Tras el acuerdo con Estados Unidos, el Gobierno modificó el esquema de patentes farmacéuticas. Apunta a alinearse con estándares internacionales y atraer inversiones, pero redefine el juego para la industria local.
El Gobierno nacional oficializó un cambio clave en el sistema de patentes de medicamentos en la Argentina. A través de la Resolución Conjunta 1/2026, firmada por los ministerios de Salud y Economía junto al INPI, se derogaron las pautas específicas que regían desde 2012 para la patentabilidad en el sector farmacéutico.
La decisión se da en el marco del acuerdo comercial firmado en febrero con Estados Unidos, que incluía como uno de sus puntos la “modernización” del sistema de propiedad intelectual. En concreto, implica que el Instituto Nacional de la Propiedad Industrial volverá a evaluar las patentes caso por caso, aplicando criterios generales de novedad, actividad inventiva y aplicación industrial.
Desde el Gobierno lo presentan como un paso hacia la integración global. El ministro de Desregulación, Federico Sturzenegger, celebró que “Argentina vuelve al mundo” y destacó que el nuevo esquema brinda previsibilidad y seguridad jurídica para atraer innovaciones.
El cambio también implica una mayor convergencia con estándares internacionales y la posibilidad de agilizar el reconocimiento de desarrollos farmacéuticos. Según la visión oficial, esto podría facilitar la llegada de nuevas tecnologías y medicamentos al país.

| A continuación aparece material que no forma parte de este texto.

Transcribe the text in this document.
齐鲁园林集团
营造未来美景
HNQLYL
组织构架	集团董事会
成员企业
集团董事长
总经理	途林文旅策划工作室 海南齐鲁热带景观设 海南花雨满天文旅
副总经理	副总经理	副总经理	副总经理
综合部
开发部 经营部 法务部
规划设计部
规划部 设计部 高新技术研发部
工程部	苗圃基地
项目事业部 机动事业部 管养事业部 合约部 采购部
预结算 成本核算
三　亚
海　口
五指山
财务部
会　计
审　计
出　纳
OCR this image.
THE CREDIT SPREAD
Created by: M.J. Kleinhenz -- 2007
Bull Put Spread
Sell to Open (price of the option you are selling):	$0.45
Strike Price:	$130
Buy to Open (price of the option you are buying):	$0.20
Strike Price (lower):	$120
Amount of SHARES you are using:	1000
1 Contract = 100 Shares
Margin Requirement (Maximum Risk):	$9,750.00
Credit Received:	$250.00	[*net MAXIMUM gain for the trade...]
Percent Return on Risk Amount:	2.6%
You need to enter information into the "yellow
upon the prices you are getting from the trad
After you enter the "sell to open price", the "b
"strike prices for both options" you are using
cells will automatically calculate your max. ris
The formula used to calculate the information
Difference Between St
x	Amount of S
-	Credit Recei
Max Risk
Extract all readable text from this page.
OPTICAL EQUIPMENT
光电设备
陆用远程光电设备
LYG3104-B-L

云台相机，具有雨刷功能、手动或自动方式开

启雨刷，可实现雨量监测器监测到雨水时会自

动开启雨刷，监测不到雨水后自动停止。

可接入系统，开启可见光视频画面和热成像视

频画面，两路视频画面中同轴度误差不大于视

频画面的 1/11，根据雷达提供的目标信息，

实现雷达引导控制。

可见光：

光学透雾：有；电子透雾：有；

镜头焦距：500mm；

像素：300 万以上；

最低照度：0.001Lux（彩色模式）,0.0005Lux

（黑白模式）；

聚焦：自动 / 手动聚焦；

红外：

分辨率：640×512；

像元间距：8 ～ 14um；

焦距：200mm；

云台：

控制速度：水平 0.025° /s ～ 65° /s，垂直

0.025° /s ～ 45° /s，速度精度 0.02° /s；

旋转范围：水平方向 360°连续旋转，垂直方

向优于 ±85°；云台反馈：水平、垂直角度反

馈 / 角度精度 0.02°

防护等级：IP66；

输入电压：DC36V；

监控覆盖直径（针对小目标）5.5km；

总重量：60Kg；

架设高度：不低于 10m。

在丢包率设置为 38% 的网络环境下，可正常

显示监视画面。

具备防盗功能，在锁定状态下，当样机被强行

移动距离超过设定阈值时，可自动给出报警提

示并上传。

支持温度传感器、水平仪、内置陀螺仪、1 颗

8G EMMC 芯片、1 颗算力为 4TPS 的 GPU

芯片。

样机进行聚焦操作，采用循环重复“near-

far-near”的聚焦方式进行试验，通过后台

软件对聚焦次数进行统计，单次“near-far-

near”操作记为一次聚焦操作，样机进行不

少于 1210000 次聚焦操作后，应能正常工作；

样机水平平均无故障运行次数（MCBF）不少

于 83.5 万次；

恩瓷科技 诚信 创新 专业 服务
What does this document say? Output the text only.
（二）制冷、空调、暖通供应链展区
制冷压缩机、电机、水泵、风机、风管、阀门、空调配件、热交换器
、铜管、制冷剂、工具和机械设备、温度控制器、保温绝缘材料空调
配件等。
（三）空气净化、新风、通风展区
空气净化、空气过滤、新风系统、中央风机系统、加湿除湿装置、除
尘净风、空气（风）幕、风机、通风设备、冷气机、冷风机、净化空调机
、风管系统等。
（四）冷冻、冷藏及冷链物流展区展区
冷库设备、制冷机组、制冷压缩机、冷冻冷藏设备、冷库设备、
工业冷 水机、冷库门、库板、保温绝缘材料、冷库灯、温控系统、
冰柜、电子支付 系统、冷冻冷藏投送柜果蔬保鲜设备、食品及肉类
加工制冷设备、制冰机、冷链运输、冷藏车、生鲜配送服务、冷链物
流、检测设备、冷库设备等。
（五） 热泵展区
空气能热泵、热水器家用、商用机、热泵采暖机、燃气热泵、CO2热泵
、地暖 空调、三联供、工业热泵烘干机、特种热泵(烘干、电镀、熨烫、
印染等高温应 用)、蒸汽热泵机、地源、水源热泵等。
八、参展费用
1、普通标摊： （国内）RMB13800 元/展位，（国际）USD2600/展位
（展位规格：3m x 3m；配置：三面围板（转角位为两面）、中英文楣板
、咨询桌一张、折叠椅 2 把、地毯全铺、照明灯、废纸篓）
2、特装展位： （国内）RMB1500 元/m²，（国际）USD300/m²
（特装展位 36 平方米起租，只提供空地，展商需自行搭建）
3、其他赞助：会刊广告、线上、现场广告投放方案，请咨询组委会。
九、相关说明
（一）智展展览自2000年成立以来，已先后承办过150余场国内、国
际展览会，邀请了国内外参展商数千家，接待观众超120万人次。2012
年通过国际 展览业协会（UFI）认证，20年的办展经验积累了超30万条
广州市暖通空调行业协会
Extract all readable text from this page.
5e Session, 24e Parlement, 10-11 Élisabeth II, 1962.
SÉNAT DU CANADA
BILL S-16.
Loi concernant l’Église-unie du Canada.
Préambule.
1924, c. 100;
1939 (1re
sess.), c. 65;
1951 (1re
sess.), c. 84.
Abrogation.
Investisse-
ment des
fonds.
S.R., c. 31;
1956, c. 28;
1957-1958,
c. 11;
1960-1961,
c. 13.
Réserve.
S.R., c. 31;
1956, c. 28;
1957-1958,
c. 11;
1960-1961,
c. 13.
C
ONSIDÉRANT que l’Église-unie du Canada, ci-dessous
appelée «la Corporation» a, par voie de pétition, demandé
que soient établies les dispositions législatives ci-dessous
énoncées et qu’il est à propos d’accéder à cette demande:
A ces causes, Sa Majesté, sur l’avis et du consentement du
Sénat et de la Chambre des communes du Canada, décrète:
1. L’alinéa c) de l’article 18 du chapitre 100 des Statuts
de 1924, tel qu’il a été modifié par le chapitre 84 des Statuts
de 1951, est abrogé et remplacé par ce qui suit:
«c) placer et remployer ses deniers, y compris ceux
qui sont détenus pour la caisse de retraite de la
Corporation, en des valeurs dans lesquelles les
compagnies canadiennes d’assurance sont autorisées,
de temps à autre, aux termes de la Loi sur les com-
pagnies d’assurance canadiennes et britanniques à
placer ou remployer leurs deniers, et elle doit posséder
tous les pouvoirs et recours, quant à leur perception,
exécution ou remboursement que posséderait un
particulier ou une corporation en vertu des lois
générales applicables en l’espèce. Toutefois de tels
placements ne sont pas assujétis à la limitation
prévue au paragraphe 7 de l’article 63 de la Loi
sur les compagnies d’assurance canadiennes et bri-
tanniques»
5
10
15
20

Sin embargo, la medida redefine el escenario competitivo para la industria local, especialmente en un sector históricamente atravesado por el debate entre acceso, costos e innovación.
El Gobierno asegura que los medicamentos ya disponibles no se verán afectados y que la norma rige hacia adelante. Pero el nuevo esquema abre una discusión de fondo: en un mercado sensible como el de la salud, ¿cómo se equilibra la innovación con el acceso?